Spreading deaf awareness is a great way to ensure accessibility and accommodation among people who need extra support in your commnunity. Whether you are a student, youth or adult, spreading deaf awareness is a wonderful initiative. Here are some helpful tips to get started in spreading deaf awareness in your community!
Spreading deaf awareness starts by educating yourself. Many organizations across the world help connect deaf individuals with resources and supporters. If you want to help, the first thing to do is get involved! Most non-governmental and charity organizations have websites that outline their history and mission as well as ways you can contribute. Many organizations have local, regional, and/or state chapters. Reach out and ask what you can do. Even small actions like re-posting infographics on your personal social media accounts or joining their email lists can be part of advocacy.
If you want to go one step further, there are many groups that help with public policy and bigger initiatives. Consider what type of talents you can bring to the table.

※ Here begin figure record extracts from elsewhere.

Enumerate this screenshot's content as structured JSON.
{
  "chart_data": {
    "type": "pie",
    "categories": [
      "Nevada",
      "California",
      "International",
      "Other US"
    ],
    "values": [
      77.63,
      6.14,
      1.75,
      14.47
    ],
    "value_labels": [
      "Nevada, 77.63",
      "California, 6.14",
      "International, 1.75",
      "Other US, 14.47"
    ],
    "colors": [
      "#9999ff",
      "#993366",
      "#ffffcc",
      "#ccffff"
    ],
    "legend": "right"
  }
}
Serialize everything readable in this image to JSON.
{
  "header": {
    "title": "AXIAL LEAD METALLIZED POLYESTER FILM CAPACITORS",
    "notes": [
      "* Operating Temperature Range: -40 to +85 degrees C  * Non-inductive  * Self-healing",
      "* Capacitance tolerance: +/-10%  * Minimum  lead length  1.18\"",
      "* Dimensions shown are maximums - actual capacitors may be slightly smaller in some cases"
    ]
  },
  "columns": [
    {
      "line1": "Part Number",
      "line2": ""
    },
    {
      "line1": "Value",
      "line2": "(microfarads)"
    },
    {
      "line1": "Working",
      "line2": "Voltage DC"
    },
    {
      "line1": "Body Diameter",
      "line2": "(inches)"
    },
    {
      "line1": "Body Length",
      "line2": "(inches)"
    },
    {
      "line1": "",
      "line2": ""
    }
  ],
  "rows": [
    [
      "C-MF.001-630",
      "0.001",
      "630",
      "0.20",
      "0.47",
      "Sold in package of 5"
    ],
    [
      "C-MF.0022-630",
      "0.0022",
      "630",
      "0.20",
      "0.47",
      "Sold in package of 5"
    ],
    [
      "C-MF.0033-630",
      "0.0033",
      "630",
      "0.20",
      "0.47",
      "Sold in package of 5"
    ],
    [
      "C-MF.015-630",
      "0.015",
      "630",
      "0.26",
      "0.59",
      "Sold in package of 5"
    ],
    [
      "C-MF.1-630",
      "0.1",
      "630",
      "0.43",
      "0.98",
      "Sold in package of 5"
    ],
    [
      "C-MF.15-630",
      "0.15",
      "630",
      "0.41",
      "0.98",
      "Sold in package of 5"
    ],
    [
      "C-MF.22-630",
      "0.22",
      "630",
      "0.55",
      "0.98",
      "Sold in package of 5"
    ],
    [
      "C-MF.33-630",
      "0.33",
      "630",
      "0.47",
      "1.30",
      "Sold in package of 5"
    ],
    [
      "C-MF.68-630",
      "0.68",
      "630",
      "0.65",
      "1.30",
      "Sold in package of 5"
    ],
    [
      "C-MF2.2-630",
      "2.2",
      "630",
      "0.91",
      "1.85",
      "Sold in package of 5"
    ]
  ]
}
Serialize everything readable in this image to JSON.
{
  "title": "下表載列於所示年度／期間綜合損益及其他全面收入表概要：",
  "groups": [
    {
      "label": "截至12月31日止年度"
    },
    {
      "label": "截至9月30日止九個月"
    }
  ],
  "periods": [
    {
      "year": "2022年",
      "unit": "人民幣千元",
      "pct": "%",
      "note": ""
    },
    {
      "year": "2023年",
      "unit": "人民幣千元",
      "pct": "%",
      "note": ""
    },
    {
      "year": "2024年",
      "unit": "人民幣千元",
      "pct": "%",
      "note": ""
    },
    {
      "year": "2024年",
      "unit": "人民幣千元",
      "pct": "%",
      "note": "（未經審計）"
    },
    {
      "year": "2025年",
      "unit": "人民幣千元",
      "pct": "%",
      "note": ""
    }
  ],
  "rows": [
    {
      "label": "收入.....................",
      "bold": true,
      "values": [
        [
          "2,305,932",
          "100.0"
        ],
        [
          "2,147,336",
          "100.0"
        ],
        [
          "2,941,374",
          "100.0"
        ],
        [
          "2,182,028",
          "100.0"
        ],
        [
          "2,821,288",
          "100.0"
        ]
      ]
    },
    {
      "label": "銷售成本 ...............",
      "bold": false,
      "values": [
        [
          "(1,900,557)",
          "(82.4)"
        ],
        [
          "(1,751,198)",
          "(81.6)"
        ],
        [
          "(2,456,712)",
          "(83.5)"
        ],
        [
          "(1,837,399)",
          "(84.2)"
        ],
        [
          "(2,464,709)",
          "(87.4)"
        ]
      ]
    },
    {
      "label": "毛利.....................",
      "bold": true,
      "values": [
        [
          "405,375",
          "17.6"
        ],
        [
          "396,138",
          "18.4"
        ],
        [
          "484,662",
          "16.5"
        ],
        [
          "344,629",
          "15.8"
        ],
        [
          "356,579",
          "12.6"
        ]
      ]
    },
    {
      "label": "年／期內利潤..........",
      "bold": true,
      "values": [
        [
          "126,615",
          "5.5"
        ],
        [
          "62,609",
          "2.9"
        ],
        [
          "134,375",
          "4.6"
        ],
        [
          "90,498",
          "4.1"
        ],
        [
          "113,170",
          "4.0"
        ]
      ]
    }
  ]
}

If you are more artistically inclined or have experience with social media, you can help these organizations spread awareness online. You can make social media posts that explain local statistics about hearing loss or provide resources for people to get further information. Another type of activity these public advocacy groups get involved in is legislation. If you’re interested in possibly being an intern or working part time for these groups, it’s a great experience for a high school student.
Most cities and schools have local news sites that post articles and events. Oftentimes, they will accept student commentary. Even your school publications can be a convenient way to raise awareness among fellow students. You could write about your experiences as a deaf person, or interview someone else who is deaf. Another idea is to identify ways that others can be more aware or get involved with the community. Or write about how to be more inclusive.
A great way to advocate for a cause is to have a public art installation. It’s visible and can be a fun way for community members to get involved.
I recently led a group of students with disabilities in my school district to paint a bus bench mural. We partnered with the area’s public transportation service and worked with teachers and paraeducators within the special education community. The mural was installed in front of the school district’s office.
Just by being a person with hearing loss you are spreading awareness by living your life. Don’t be afraid to talk about your need and support with your friends and community members. The more we bring awareness to hearing loss, the less stigmas and confusion exist around us.